About AHS

Vision

The African Historical Society facilitates young African and African-descended students, scholars, educators, and nation-builders in gaining broad access to the ancient information and knowledge contained in African manuscripts and artefacts. These well-grounded, inspired students, scholars and nation-builders will lead Africa and African-descended communities and cosmopolitan communities at large, into a vibrant and flourishing future emboldened by a comprehensive knowledge of the worldview, vision and accomplishments of African heroes and ancestors, to overcome the shortcomings and challenges of the past, present and the future. Moreover, to present a more comprehensive appreciation for the value of African history and cultural institutions for surmounting modern challenges.
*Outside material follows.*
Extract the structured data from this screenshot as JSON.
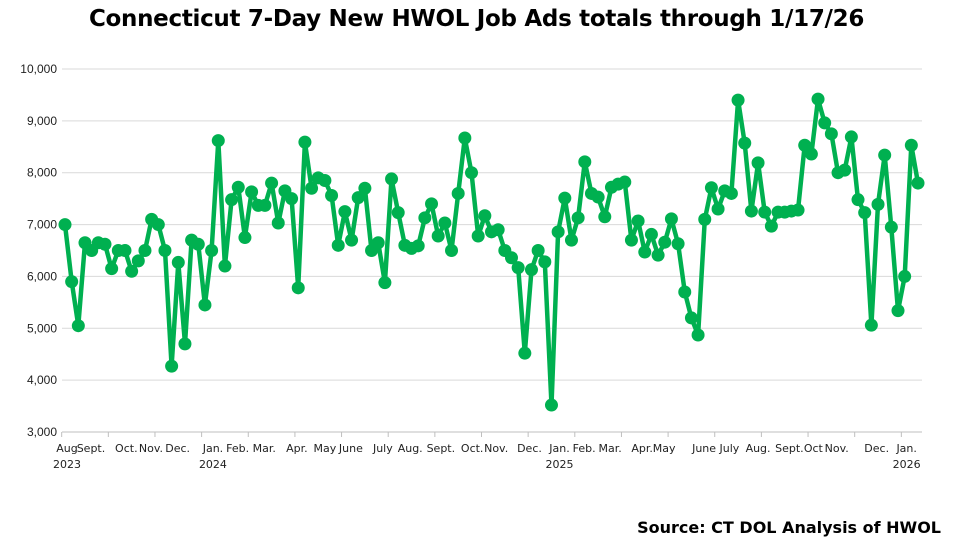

The African Historical Society is conceptualized as a not-for-profit (501c3).

AHS

Meroitic: Kush- Ethiopia. The African script developed in situ used to write in the kingdoms / empires of Kush – Meroe – Ancient Ethiopia (an identity and/or empire?).

AHS

“Nubian”: “New Meroe”- Kush – Ethiopia – Sudan. The peoples of this region began using the Greek alphabet to write their own African languages (i.e., as Classical Arabic would a few centuries later be used to write the Songhay language in the universities of Timbuktu, Mali after the conversion to Islam) along with other older African scripts that developed in situ in Nile Valley African civilizations. It would become the last place that the languages that developed in situ in Nile Valley, Africa, that were also used earlier in KMT/Kamet/”Egypt”, persisted after Lower Egypt of the white crown had been fully occupied foreign invaders and the Arab conquest of “Egypt” succeeded in the eradication of the indigenous language and it’s supplantation with Arabic.

Mission

  • The African Historical Society is committed to reuniting African and African-descended children, student and scholars with the information and knowledge contained in the manuscripts; documentary evidence and artefacts produced by ancient Africans. AHS maintains that it is the inalienable human right of Africans and the African descended to have access to the ancient African information produced by ancient Africans (i.e., their ancestors).
  • AHS aims to redress the inherent genocide (in accordance with UN charter) engendered by the alienation of ancient African information from the African institutions that produced them. For example, the information contained in the plundered libraries of Ethiopia that remain alienated from the rural Ethiopian Orthodox Tewahedo Church schools and practitioners. Also, the information contained in the millions of manuscripts in Mali that lack proper storage and preservation facilities; and those that remain in European vaults, microfilms and databases, dating from ancient Timbuktu, Mali (30%+ written in the Songhay language). Moreover, like the scores of Ethiopian and Ancient Nubian (i.e., modern Sudan and parts of Ethiopia, an academically shrouded empire likely extending to Nigeria/Western Sudan/El Sudan) manuscripts, presently being exhumed, that continue to be exported to Europe and the United States. It is believed that up to circa 80% of manuscripts plundered from Egypt have still never been made public. It is worth reflection that although so many historical models posit Asia and the West as the sources of civilization, those are precisely the historical origins of the plunderers of Africa’s libraries from ancient times until today. Oddly, the ancient powerful armies of Nubia and Egypt do not appear to have ever been interested in invading Greece or Rome in search of knowledge.
  • The African Historical Society will form an international coalition to track and monitor manuscripts taken out of Africa. The African Historical Society will record archeological excavations in Africa.
  • The African Historical Society is committed to the sustained implementation of state-of-the-art telecommunications technology and IT technology to underpin all its work.
  • The African Historical Society will cooperate with institutions presently working to digitize primary and secondary sources of African history.
  • The African Historical Society will track extant African manuscripts and seek to make their contents digitally available and accessible internationally and broadly to African and African-descended students, scholars and officials in Africa and abroad.